Few of the younger players were able to attend this year, but in previous years, Newcombe said the players of the past have been happy to offer their advice.
"That's the main point of it," he said. "I'd get Fred Stolle or Mark Woodforde or myself to talk to the kids about the first time we came to Wimbledon and what it means. It was a way of breaking the young kids into the culture.
"It was a pity the young players were not there to hear Rod, because he won't be around forever."
It was Newcombe who began the tradition many years ago, hosting a barbecue at his own house, also near the All England Club. But as the guests grew in number, Tennis Australia decided to rent a place itself, less than 10 minutes from the grounds.

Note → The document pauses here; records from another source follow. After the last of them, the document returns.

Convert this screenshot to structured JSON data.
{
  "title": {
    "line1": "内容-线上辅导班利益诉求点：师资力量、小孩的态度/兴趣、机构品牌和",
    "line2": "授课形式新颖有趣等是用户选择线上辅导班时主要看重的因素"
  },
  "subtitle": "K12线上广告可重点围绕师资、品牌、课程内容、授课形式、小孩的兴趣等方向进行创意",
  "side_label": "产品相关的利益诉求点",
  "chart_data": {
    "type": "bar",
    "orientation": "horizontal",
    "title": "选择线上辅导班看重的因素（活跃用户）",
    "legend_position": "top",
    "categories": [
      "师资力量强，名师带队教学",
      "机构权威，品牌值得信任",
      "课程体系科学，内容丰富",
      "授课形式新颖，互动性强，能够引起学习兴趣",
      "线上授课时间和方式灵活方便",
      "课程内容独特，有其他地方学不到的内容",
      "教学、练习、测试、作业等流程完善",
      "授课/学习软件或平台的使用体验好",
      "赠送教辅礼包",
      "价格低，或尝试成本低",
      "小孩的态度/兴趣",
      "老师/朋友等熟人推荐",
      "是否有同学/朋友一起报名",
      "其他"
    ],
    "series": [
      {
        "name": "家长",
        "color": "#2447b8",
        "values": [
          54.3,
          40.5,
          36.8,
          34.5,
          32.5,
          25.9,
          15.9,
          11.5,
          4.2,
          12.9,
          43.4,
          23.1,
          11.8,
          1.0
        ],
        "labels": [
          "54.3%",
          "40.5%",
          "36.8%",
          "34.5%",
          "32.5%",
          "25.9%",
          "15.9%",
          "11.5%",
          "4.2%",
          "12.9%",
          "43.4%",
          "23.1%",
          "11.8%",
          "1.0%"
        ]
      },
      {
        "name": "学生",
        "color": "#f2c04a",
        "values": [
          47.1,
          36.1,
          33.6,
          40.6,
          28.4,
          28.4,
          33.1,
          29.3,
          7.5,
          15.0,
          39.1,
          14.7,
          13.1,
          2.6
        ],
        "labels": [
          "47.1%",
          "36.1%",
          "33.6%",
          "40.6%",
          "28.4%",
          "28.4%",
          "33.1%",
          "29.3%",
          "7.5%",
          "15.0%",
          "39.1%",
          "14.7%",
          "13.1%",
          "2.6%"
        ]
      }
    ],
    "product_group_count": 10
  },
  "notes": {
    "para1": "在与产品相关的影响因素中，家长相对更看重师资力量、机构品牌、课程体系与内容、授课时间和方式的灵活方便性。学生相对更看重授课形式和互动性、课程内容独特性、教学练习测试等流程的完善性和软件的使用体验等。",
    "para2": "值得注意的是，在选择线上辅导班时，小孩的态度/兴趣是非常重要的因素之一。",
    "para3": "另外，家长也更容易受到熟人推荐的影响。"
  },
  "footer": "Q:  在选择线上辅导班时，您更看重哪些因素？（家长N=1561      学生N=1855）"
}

"We've got such great legends, and we've got to connect the legends as much as we can to the current generation of players," Craig Tiley, the head of Tennis Australia, told ESPN.com. "A lot of times our legends act as mentors as well to them, so this just gives them another platform. We celebrate with an Aussie legend every time.
"It's a connection to the Aussie playing group and the Aussie team, and having it in a location close to the courts, it's a place where anyone who either works for the organization, or even players, can come. It's typical Aussie, a low-key house. ... It's an easy house. We kind of camp all over the place.
"It's a place where people can go to have a chat, every night we've got something on. We had some meetings with external agencies that we've been working with. It just makes a lot of sense. We wouldn't be able to do what we do if we didn't have this opportunity."
When Ash Barty won the French Open last month, she became the first Australian woman to win in Paris since Margaret Court in 1973. The last Australian woman to win Wimbledon was Evonne Goolagong, in 1980. Barty described Goolagong as her hero, and Tiley said that the annual Wimbledon celebration was designed to help establish the kind of connection the two women share.
"Without this kind of thing, Ash and Evonne knowing each other just doesn't happen," he said. "They don't [usually] get a chance to connect and have that conversation in a social setting.
"We have a number of connections there through Grand Slam champions, but it's casual. It's a nice barbecue, we have some nice food, we stick up a marquee, we've got a lawn and it's very Aussie, very casual."